I tend to believe that my ego reflects naturally on my abilities. I know that I am not a very good leader, I would not do well in marketing. Those roles take too much hype. However, I am studious, and do better academically than most of my peers. So if I presume that I know more than my peers it is because for a long time, in a variety of situations, this has been the case. There are fields where I do not know as much as those around me. Atari is much better at influencing people than I am. Rachel has a much greater view and appreciation of history than I do.

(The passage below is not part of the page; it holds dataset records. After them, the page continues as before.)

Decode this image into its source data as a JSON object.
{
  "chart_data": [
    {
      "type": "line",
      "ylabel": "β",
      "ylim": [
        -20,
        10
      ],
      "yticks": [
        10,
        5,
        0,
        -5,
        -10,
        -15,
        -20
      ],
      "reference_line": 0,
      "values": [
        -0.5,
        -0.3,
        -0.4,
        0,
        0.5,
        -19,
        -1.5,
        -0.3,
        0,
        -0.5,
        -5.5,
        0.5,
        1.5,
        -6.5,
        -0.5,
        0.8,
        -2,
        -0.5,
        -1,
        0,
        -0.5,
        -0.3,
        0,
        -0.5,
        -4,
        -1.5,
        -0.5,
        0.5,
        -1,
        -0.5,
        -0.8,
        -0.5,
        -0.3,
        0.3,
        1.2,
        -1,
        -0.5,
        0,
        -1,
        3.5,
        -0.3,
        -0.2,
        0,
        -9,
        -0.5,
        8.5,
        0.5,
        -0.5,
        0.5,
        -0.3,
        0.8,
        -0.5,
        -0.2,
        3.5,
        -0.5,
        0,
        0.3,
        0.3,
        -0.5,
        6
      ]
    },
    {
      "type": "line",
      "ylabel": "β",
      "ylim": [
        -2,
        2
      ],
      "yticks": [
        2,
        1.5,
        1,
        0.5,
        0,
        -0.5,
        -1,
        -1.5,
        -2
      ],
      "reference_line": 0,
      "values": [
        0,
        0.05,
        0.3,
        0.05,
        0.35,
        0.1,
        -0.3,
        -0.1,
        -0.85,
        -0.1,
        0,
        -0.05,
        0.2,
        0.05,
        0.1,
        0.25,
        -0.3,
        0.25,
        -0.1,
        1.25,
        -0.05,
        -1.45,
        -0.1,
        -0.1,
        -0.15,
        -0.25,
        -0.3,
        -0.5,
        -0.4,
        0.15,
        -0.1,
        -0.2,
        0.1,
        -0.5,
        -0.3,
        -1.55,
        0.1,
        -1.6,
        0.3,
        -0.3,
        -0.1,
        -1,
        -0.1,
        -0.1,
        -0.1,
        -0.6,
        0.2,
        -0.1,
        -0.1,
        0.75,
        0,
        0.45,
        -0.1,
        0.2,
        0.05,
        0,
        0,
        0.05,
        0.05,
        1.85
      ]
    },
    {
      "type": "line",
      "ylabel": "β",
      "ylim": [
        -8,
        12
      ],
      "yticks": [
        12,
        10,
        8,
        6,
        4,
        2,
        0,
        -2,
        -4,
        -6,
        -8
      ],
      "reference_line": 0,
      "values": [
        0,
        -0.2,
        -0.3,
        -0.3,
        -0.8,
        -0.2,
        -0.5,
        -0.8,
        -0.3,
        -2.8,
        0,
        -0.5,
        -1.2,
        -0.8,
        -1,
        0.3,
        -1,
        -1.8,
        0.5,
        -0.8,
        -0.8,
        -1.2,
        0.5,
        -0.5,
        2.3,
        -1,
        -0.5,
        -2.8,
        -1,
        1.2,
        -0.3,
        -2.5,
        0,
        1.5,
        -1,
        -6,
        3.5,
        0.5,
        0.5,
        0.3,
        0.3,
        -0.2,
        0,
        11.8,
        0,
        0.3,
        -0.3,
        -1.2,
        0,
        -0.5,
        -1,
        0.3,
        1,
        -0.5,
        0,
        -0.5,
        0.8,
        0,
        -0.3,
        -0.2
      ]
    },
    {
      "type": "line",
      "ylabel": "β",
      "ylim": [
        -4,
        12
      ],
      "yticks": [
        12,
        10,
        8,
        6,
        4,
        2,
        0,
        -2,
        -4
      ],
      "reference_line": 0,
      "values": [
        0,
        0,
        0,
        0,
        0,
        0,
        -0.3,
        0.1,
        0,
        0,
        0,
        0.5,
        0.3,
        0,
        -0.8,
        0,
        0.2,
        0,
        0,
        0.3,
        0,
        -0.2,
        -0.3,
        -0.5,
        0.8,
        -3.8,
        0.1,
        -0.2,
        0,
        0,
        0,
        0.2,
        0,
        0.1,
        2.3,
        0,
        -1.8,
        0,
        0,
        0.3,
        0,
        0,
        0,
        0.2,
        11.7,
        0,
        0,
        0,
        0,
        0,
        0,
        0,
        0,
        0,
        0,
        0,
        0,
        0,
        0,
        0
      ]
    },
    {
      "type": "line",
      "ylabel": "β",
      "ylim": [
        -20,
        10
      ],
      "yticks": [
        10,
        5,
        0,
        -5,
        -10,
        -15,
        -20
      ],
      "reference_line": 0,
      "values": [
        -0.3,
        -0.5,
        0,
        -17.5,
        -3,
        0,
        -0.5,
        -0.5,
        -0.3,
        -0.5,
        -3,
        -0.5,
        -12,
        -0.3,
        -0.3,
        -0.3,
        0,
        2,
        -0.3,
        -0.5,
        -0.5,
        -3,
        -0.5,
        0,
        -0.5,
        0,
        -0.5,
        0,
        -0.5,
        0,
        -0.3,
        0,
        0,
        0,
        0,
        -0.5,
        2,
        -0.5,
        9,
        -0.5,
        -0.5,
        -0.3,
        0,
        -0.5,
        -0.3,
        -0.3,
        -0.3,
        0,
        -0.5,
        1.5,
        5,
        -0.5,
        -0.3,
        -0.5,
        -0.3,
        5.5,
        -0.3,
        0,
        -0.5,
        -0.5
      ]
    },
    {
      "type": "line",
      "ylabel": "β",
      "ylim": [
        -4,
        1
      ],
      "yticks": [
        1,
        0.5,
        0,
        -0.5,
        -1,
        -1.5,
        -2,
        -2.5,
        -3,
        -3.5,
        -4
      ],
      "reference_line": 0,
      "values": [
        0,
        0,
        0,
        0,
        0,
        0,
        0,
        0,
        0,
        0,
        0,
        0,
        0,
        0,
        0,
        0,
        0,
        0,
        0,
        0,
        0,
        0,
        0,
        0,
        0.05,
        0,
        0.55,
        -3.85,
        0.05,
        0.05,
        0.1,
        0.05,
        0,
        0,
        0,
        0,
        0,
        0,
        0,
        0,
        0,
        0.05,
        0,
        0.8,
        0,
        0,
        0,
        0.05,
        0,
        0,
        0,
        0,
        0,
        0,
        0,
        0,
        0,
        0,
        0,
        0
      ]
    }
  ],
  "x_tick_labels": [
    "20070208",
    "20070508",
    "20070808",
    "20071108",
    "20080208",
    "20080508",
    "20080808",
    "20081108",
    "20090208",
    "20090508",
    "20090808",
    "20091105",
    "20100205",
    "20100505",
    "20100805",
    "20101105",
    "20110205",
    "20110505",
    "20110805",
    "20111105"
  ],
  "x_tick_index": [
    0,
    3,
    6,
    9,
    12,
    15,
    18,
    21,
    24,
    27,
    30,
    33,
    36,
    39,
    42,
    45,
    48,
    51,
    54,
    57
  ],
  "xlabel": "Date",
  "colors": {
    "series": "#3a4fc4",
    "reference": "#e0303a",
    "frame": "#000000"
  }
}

Probably the biggest thing that convinces people of the size of my ego is that there are issues that are just so obvious to me that people taking other tracts to me seems utterly absurd. Atheism obviously is the only sensible point of view when it comes to religion. Larry's essay is a sufficient explanation. (Well, honestly, Agnosticism is the only perfectly defendable view, but that's basically just for weak-minded atheists.) I also have strong views on my fraternity's future and policies that are unpopular, but which I believe important and necessary. If by ego, one equates the strength of one's convictions, fine, I have an ego. I think it necessary. I'm no siddhartha - if you're removed from the world and see it perfectly as it is, but detached, you are no longer part of it. I would rather be part of it; hold some beliefs, make some mistakes, and learn, than just sit back and watch it go by.